El avión ruso SSJ100 y la crisis de Interjet

Francisco M. M… / Miércoles, 3 Abril 2019 - 21:17

“La grandeza no es una función de las circunstancias. La grandeza resulta ser en gran medida una cuestión de elección consciente y de disciplina” - Jim Collins

El 19 de abril de 2011, la aerolínea Armavia inició operaciones con su primer avión Sukhoi Superjet SSJ100, el cual llevaba por nombre “Yuri Gagarin” (en honor al cosmonauta de la época soviética). En ese entonces, nadie podría predecir los grandes problemas que esta aeronave causaría a las aerolíneas que apostaron por ella.

En 2012, Aeroflot se vio obligada a regresar seis aeronaves de este modelo debido a varias fallas y a la demora en la entrega de refacciones por parte del fabricante y, unos meses después, en agosto, la propia Armavia tomó la misma decisión con dos SSJ100 y canceló la adquisición de más.

A la par, Interjet recibió sus primeros dos Superjet en septiembre de 2013 y para junio del siguiente año, su flota ya consistía de siete aeronaves con operaciones regulares entre Ciudad de México, Monterrey, San Antonio y otras rutas.

Sin embargo, ya para este momento, el avión ruso era un verdadero dolor de cabeza para las aerolíneas que apostaron por él.

En diciembre de 2016, la Agencia Federal de Transporte de Rusia puso en tierra a seis de estos aviones luego de hallar fatiga en la estructura. Acto seguido, obligaron al fabricante a poner en tierra a la flota global de SSJ100 para revisión.

Desde entonces, Interjet ha presentado distintos problemas con su flota de aeronaves rusas y, en septiembre de 2018, decidió sustituirla por nuevos A320neo.

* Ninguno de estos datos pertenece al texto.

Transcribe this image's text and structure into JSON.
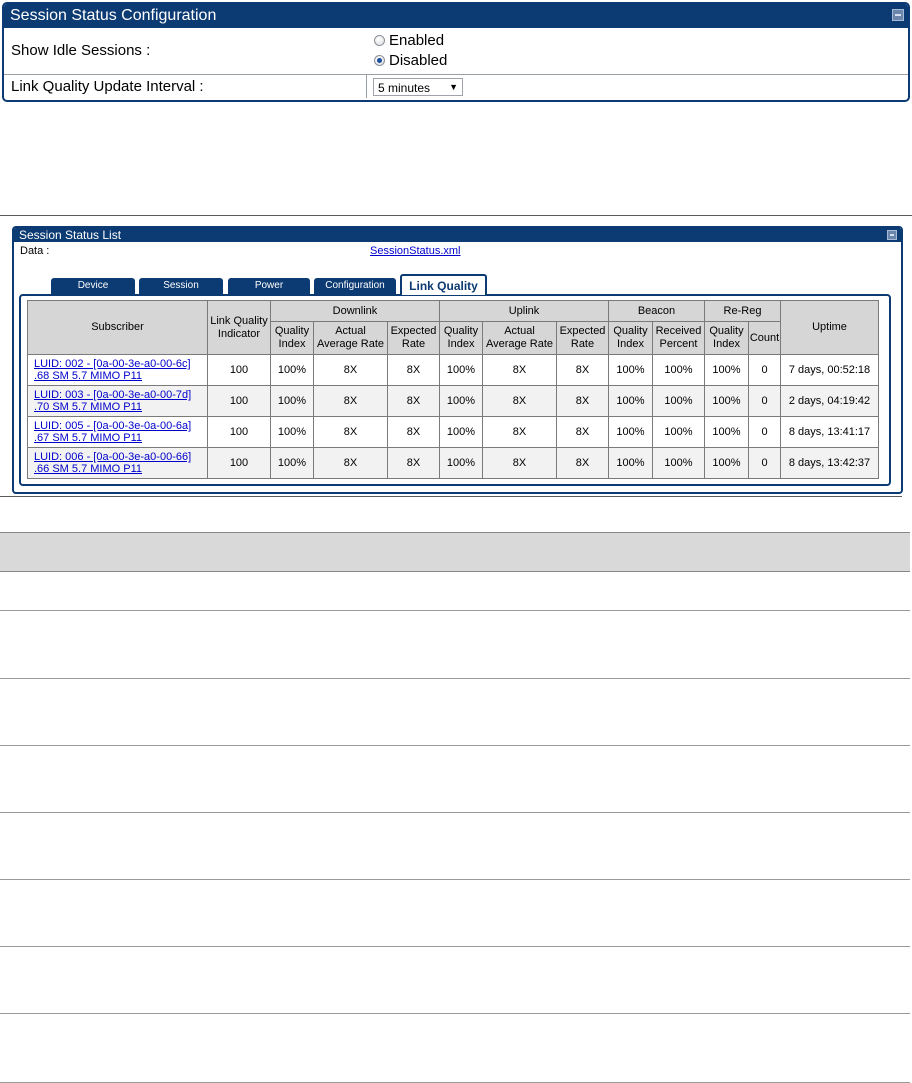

Fue entonces cuando los fabricantes rusos hicieron una serie de ofertadas: un lugar garantizado para la adquisición de refacciones, un simulador que instalarían en Toluca, mejoras importantes en sus nuevos modelos, con la inclusión de winglets, mayor peso de despegue, mejoras substanciales en sistemas y en cabina y el aumento de la capacidad de 93 pasajeros a 108.

Para marzo del mes pasado, 15 de los 22 aviones de la flota Superjet de Interjet estaban en tierra, mientras la aerolínea reclamaba un pago por las reparaciones de los motores SAM M146 instalados en su flota y reclamaba que no contaba con las instalaciones apropiadas para el mantenimiento de sus aviones.

De igual forma, Interjet cayó en problemas financieros debido a errores al momento de armar su flota y fallas administrativas, lo que derivó en un enfrentamiento por cambiar las condiciones laborales de sus trabajadores.

Afortunadamente, el sindicato y la aerolínea han llegado a un acuerdo laboral que sirve como paliativo para la difícil situación financiera de la empresa, aunque no se cumplen todas las demandas laborales de sus trabajadores.

No es la primera vez que vemos esta historia: no han sido pocas las aerolíneas mexicanas que desaparecen debido a las malas decisiones de dueños y administradores, además de dejar a miles de trabajadores sin trabajo, como resultado de falta de conocimiento y comprensión de la que -quizás- es la industria más dinámica del mundo.

La aviación se enfrenta a una encarnizada competencia, altos costos de combustibles y refacciones, altos costos por renta de aeronaves, ineludibles costos laborales y todo esto da a los administradores muy poco margen de error. Deben jugar de manera inteligente para obtener beneficios en un negocio que, de por sí, no tiene grandes márgenes de ganancias.

Lo que sí es seguro es que reduciendo los costos laborales, aumentando las jornadas de trabajo y reduciendo los descansos no va a ser suficiente para sacar a Interjet o a cualquier aerolínea de sus problemas financieros.

El trabajador es quien tiene, en última instancia, la mano en la manivela y le da vueltas para que la máquina de hacer billetes haga su trabajo y eso es algo que los administradores deberían comprender. Un trabajador es el mayor activo de cualquier empresa por lo que debería ser reconocido laboralmente en consecuencia.

Interjet es un jugador importante de la industria aérea mexicana, con millones de pasajeros al año. Se ha hecho de un nombre y tiene un alto índice de seguridad que debe mantener, pero para eso, requiere de buenas decisiones a nivel directivo y de trabajadores comprometidos para que se pueda garantizar el futuro de su aerolínea.

De lo contrario, ya sabemos qué puede pasar y no queremos vivirlo de nuevo.